RETRATO DE JORGE TUFIC



Por Rogel Samuel



  1. Nossa infância era toda iluminada

pelas fontes da tua juventude.

Armadura que tínhamos freqüente

para afastar as sombras e o perigo.

Eram fartos os dias com teus peixes

mergulhados no arroz: postas de ouro

não largavam seus brilhos nem suas luas.

Na escassez, entretanto, te inquietavas.

Ainda te vejo, o porte esbelto indo

por aqueles baldios transparentes

onde a luz, de tão verde, pincelando

os ermos, quanta música expandia!

Voltavas quase noite ao doce abrigo,

e o mundo inteiro, mãe, vinha contigo.





Aqui a mãe dá a vida, ela é fonte da juventude, da proteção, a fartura, a nutrição.

O texto é escrito com o forte intuito de buscar, de recuperar a imagem da mãe no passado do próprio texto, aquela linguagem, aquela criatura divina, dama antiga, fada e santa, busca infinita de volta à fala do útero materno, ao ninho antigo, àquele aconchego materno, onde tudo estava em paz, onde nela nos alimentávamos, nos encontrávamos com nossa originária semente, e para isso, para esse canto, o poeta pede a voz do pássaro, o pedal das nuvens, procurou, como Narciso, na água dos regatos, a imagem aquela que em nós dela nunca se esquece.

Mas nada. Somente nos versos há a sua fotografia.

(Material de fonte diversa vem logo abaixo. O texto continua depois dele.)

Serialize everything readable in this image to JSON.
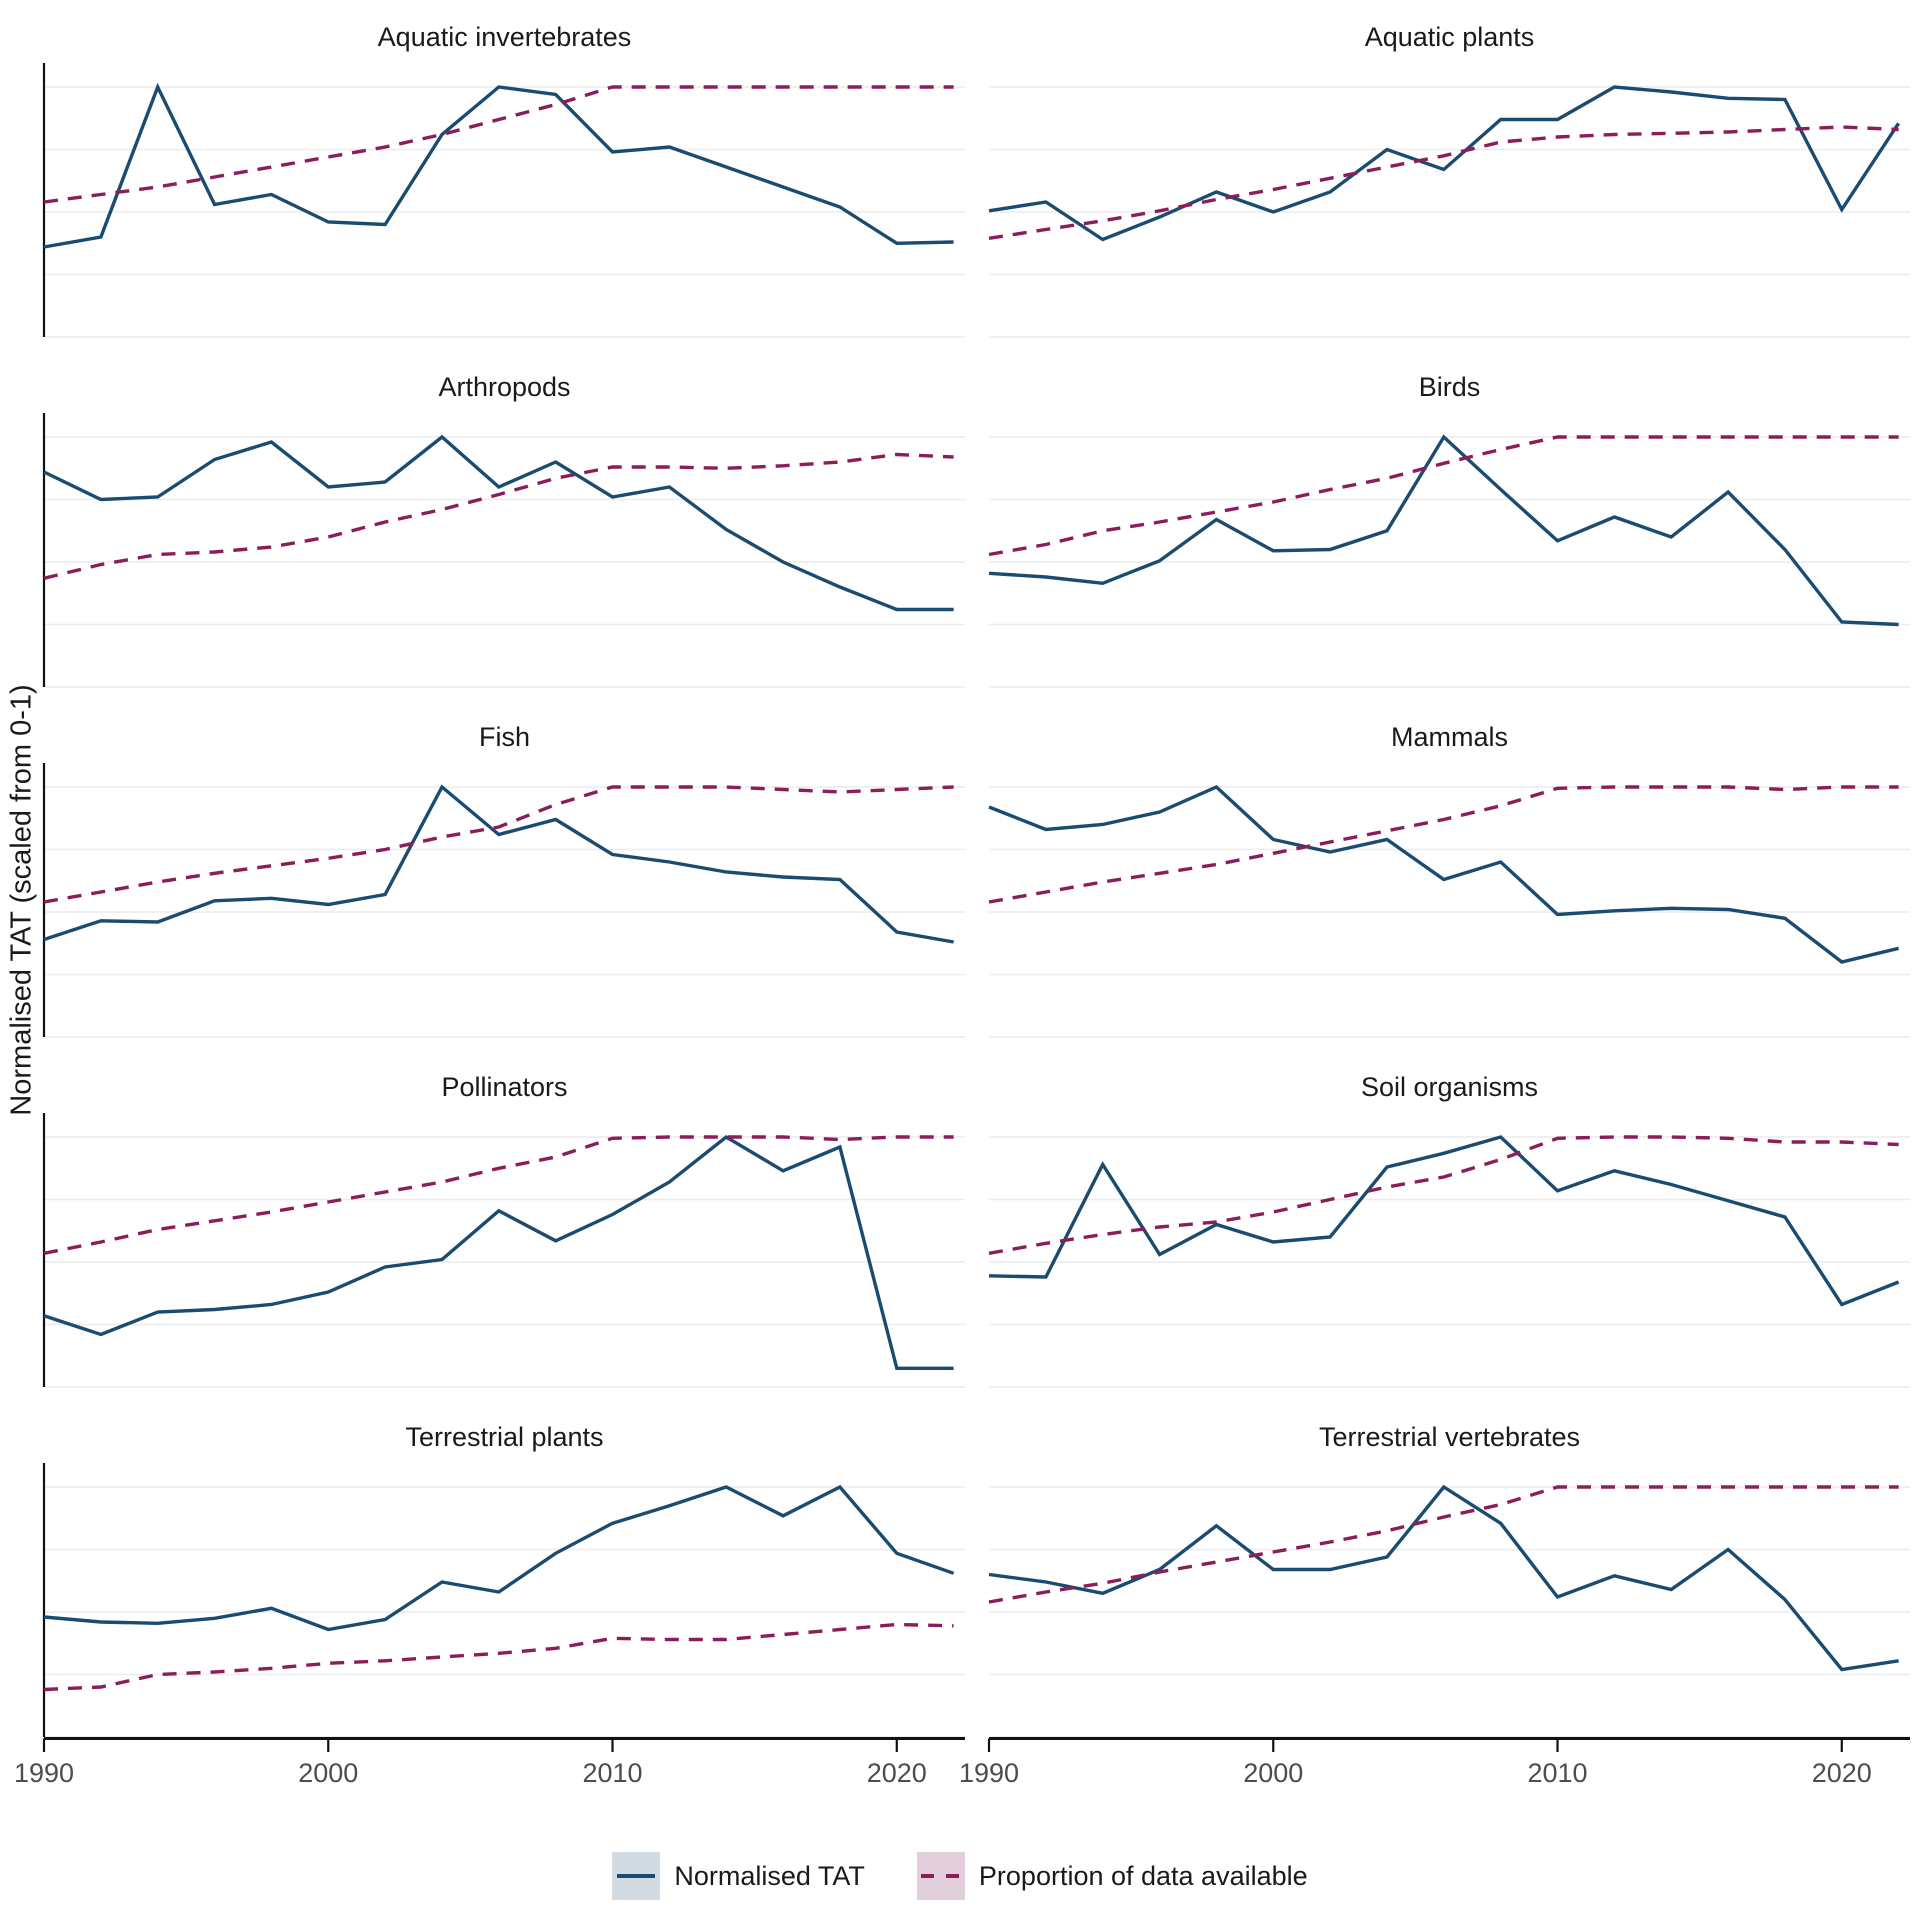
{
  "figure": {
    "y_axis_label": "Normalised TAT (scaled from 0-1)"
  },
  "colors": {
    "tat_line": "#1a4b70",
    "prop_line": "#8c1d5b",
    "tat_key_fill": "#d2dae2",
    "prop_key_fill": "#e3cfdc",
    "gridline": "#ececec",
    "axis_line": "#111111",
    "tick_text": "#4d4d4d",
    "title_text": "#1a1a1a"
  },
  "x_axis": {
    "tick_labels": [
      "1990",
      "2000",
      "2010",
      "2020"
    ],
    "tick_years": [
      1990,
      2000,
      2010,
      2020
    ]
  },
  "legend": {
    "items": [
      {
        "label": "Normalised TAT",
        "style": "solid"
      },
      {
        "label": "Proportion of data available",
        "style": "dashed"
      }
    ]
  },
  "chart_data": [
    {
      "type": "line",
      "title": "Aquatic invertebrates",
      "x": [
        1990,
        1992,
        1994,
        1996,
        1998,
        2000,
        2002,
        2004,
        2006,
        2008,
        2010,
        2012,
        2014,
        2016,
        2018,
        2020,
        2022
      ],
      "xlim": [
        1990,
        2022.4
      ],
      "ylim": [
        0,
        1.09
      ],
      "grid": "horizontal-major-0.25",
      "series": [
        {
          "name": "Normalised TAT",
          "style": "solid",
          "values": [
            0.36,
            0.4,
            1.0,
            0.53,
            0.57,
            0.46,
            0.45,
            0.81,
            1.0,
            0.97,
            0.74,
            0.76,
            0.68,
            0.6,
            0.52,
            0.375,
            0.38
          ]
        },
        {
          "name": "Proportion of data available",
          "style": "dashed",
          "values": [
            0.54,
            0.57,
            0.6,
            0.64,
            0.68,
            0.72,
            0.76,
            0.81,
            0.87,
            0.93,
            1.0,
            1.0,
            1.0,
            1.0,
            1.0,
            1.0,
            1.0
          ]
        }
      ]
    },
    {
      "type": "line",
      "title": "Aquatic plants",
      "x": [
        1990,
        1992,
        1994,
        1996,
        1998,
        2000,
        2002,
        2004,
        2006,
        2008,
        2010,
        2012,
        2014,
        2016,
        2018,
        2020,
        2022
      ],
      "xlim": [
        1990,
        2022.4
      ],
      "ylim": [
        0,
        1.09
      ],
      "grid": "horizontal-major-0.25",
      "series": [
        {
          "name": "Normalised TAT",
          "style": "solid",
          "values": [
            0.505,
            0.54,
            0.39,
            0.48,
            0.58,
            0.5,
            0.58,
            0.75,
            0.67,
            0.87,
            0.87,
            1.0,
            0.98,
            0.955,
            0.95,
            0.51,
            0.855
          ]
        },
        {
          "name": "Proportion of data available",
          "style": "dashed",
          "values": [
            0.395,
            0.43,
            0.465,
            0.505,
            0.55,
            0.59,
            0.635,
            0.68,
            0.725,
            0.78,
            0.8,
            0.81,
            0.815,
            0.82,
            0.83,
            0.84,
            0.83
          ]
        }
      ]
    },
    {
      "type": "line",
      "title": "Arthropods",
      "x": [
        1990,
        1992,
        1994,
        1996,
        1998,
        2000,
        2002,
        2004,
        2006,
        2008,
        2010,
        2012,
        2014,
        2016,
        2018,
        2020,
        2022
      ],
      "xlim": [
        1990,
        2022.4
      ],
      "ylim": [
        0,
        1.09
      ],
      "grid": "horizontal-major-0.25",
      "series": [
        {
          "name": "Normalised TAT",
          "style": "solid",
          "values": [
            0.86,
            0.75,
            0.76,
            0.91,
            0.98,
            0.8,
            0.82,
            1.0,
            0.8,
            0.9,
            0.76,
            0.8,
            0.63,
            0.5,
            0.4,
            0.31,
            0.31
          ]
        },
        {
          "name": "Proportion of data available",
          "style": "dashed",
          "values": [
            0.435,
            0.49,
            0.53,
            0.54,
            0.56,
            0.6,
            0.66,
            0.71,
            0.77,
            0.835,
            0.88,
            0.88,
            0.875,
            0.885,
            0.9,
            0.93,
            0.92
          ]
        }
      ]
    },
    {
      "type": "line",
      "title": "Birds",
      "x": [
        1990,
        1992,
        1994,
        1996,
        1998,
        2000,
        2002,
        2004,
        2006,
        2008,
        2010,
        2012,
        2014,
        2016,
        2018,
        2020,
        2022
      ],
      "xlim": [
        1990,
        2022.4
      ],
      "ylim": [
        0,
        1.09
      ],
      "grid": "horizontal-major-0.25",
      "series": [
        {
          "name": "Normalised TAT",
          "style": "solid",
          "values": [
            0.455,
            0.44,
            0.415,
            0.505,
            0.67,
            0.545,
            0.55,
            0.625,
            1.0,
            0.79,
            0.585,
            0.68,
            0.6,
            0.78,
            0.55,
            0.26,
            0.25
          ]
        },
        {
          "name": "Proportion of data available",
          "style": "dashed",
          "values": [
            0.53,
            0.57,
            0.625,
            0.66,
            0.7,
            0.74,
            0.79,
            0.835,
            0.895,
            0.95,
            1.0,
            1.0,
            1.0,
            1.0,
            1.0,
            1.0,
            1.0
          ]
        }
      ]
    },
    {
      "type": "line",
      "title": "Fish",
      "x": [
        1990,
        1992,
        1994,
        1996,
        1998,
        2000,
        2002,
        2004,
        2006,
        2008,
        2010,
        2012,
        2014,
        2016,
        2018,
        2020,
        2022
      ],
      "xlim": [
        1990,
        2022.4
      ],
      "ylim": [
        0,
        1.09
      ],
      "grid": "horizontal-major-0.25",
      "series": [
        {
          "name": "Normalised TAT",
          "style": "solid",
          "values": [
            0.39,
            0.465,
            0.46,
            0.545,
            0.555,
            0.53,
            0.57,
            1.0,
            0.81,
            0.87,
            0.73,
            0.7,
            0.66,
            0.64,
            0.63,
            0.42,
            0.38
          ]
        },
        {
          "name": "Proportion of data available",
          "style": "dashed",
          "values": [
            0.54,
            0.58,
            0.62,
            0.655,
            0.685,
            0.715,
            0.75,
            0.8,
            0.84,
            0.93,
            1.0,
            1.0,
            1.0,
            0.99,
            0.98,
            0.99,
            1.0
          ]
        }
      ]
    },
    {
      "type": "line",
      "title": "Mammals",
      "x": [
        1990,
        1992,
        1994,
        1996,
        1998,
        2000,
        2002,
        2004,
        2006,
        2008,
        2010,
        2012,
        2014,
        2016,
        2018,
        2020,
        2022
      ],
      "xlim": [
        1990,
        2022.4
      ],
      "ylim": [
        0,
        1.09
      ],
      "grid": "horizontal-major-0.25",
      "series": [
        {
          "name": "Normalised TAT",
          "style": "solid",
          "values": [
            0.92,
            0.83,
            0.85,
            0.9,
            1.0,
            0.79,
            0.74,
            0.79,
            0.63,
            0.7,
            0.49,
            0.505,
            0.515,
            0.51,
            0.475,
            0.3,
            0.355
          ]
        },
        {
          "name": "Proportion of data available",
          "style": "dashed",
          "values": [
            0.54,
            0.58,
            0.62,
            0.655,
            0.69,
            0.735,
            0.78,
            0.825,
            0.87,
            0.925,
            0.995,
            1.0,
            1.0,
            1.0,
            0.99,
            1.0,
            1.0
          ]
        }
      ]
    },
    {
      "type": "line",
      "title": "Pollinators",
      "x": [
        1990,
        1992,
        1994,
        1996,
        1998,
        2000,
        2002,
        2004,
        2006,
        2008,
        2010,
        2012,
        2014,
        2016,
        2018,
        2020,
        2022
      ],
      "xlim": [
        1990,
        2022.4
      ],
      "ylim": [
        0,
        1.09
      ],
      "grid": "horizontal-major-0.25",
      "series": [
        {
          "name": "Normalised TAT",
          "style": "solid",
          "values": [
            0.285,
            0.21,
            0.3,
            0.31,
            0.33,
            0.38,
            0.48,
            0.51,
            0.705,
            0.585,
            0.69,
            0.82,
            1.0,
            0.865,
            0.96,
            0.075,
            0.075
          ]
        },
        {
          "name": "Proportion of data available",
          "style": "dashed",
          "values": [
            0.535,
            0.58,
            0.63,
            0.665,
            0.7,
            0.74,
            0.78,
            0.82,
            0.875,
            0.92,
            0.995,
            1.0,
            1.0,
            1.0,
            0.99,
            1.0,
            1.0
          ]
        }
      ]
    },
    {
      "type": "line",
      "title": "Soil organisms",
      "x": [
        1990,
        1992,
        1994,
        1996,
        1998,
        2000,
        2002,
        2004,
        2006,
        2008,
        2010,
        2012,
        2014,
        2016,
        2018,
        2020,
        2022
      ],
      "xlim": [
        1990,
        2022.4
      ],
      "ylim": [
        0,
        1.09
      ],
      "grid": "horizontal-major-0.25",
      "series": [
        {
          "name": "Normalised TAT",
          "style": "solid",
          "values": [
            0.445,
            0.44,
            0.89,
            0.53,
            0.65,
            0.58,
            0.6,
            0.88,
            0.935,
            1.0,
            0.785,
            0.865,
            0.81,
            0.745,
            0.68,
            0.33,
            0.42
          ]
        },
        {
          "name": "Proportion of data available",
          "style": "dashed",
          "values": [
            0.535,
            0.575,
            0.61,
            0.64,
            0.66,
            0.7,
            0.75,
            0.8,
            0.84,
            0.91,
            0.995,
            1.0,
            1.0,
            0.995,
            0.98,
            0.98,
            0.97
          ]
        }
      ]
    },
    {
      "type": "line",
      "title": "Terrestrial plants",
      "x": [
        1990,
        1992,
        1994,
        1996,
        1998,
        2000,
        2002,
        2004,
        2006,
        2008,
        2010,
        2012,
        2014,
        2016,
        2018,
        2020,
        2022
      ],
      "xlim": [
        1990,
        2022.4
      ],
      "ylim": [
        0,
        1.09
      ],
      "grid": "horizontal-major-0.25",
      "series": [
        {
          "name": "Normalised TAT",
          "style": "solid",
          "values": [
            0.48,
            0.46,
            0.455,
            0.475,
            0.515,
            0.43,
            0.47,
            0.62,
            0.58,
            0.735,
            0.855,
            0.925,
            1.0,
            0.885,
            1.0,
            0.735,
            0.655
          ]
        },
        {
          "name": "Proportion of data available",
          "style": "dashed",
          "values": [
            0.19,
            0.2,
            0.25,
            0.26,
            0.275,
            0.295,
            0.305,
            0.32,
            0.335,
            0.355,
            0.395,
            0.39,
            0.39,
            0.41,
            0.43,
            0.45,
            0.445
          ]
        }
      ]
    },
    {
      "type": "line",
      "title": "Terrestrial vertebrates",
      "x": [
        1990,
        1992,
        1994,
        1996,
        1998,
        2000,
        2002,
        2004,
        2006,
        2008,
        2010,
        2012,
        2014,
        2016,
        2018,
        2020,
        2022
      ],
      "xlim": [
        1990,
        2022.4
      ],
      "ylim": [
        0,
        1.09
      ],
      "grid": "horizontal-major-0.25",
      "series": [
        {
          "name": "Normalised TAT",
          "style": "solid",
          "values": [
            0.65,
            0.62,
            0.575,
            0.67,
            0.845,
            0.67,
            0.67,
            0.72,
            1.0,
            0.855,
            0.56,
            0.645,
            0.59,
            0.75,
            0.55,
            0.27,
            0.305
          ]
        },
        {
          "name": "Proportion of data available",
          "style": "dashed",
          "values": [
            0.54,
            0.58,
            0.615,
            0.66,
            0.7,
            0.74,
            0.78,
            0.825,
            0.88,
            0.93,
            1.0,
            1.0,
            1.0,
            1.0,
            1.0,
            1.0,
            1.0
          ]
        }
      ]
    }
  ]
}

  1. Fui pedir ao canário que me desse

um raspão do seu canto fragmentário;

fui às nuvens do céu pedir mais nuvem

para o leve pedal que emite a voz;

debrucei-me, também, sobre os regatos

em busca de tua face; a brisa, enfim,

tentara descrever-te mas não pôde.

Andei, assim, por montes e calvários.

Ajoelhei-me ante o Cristo, bebi vinho.

Nada pude captar, nenhum remorso

fora maior que o meu nessa procura.

Somente agora, mãe, na tecelagem

destes versos que fiz para louvar-te,

em tudo posso ver-te e posso amar-te.

Os versos são para louvá-la, recuperar a sua imagem, o seu amor.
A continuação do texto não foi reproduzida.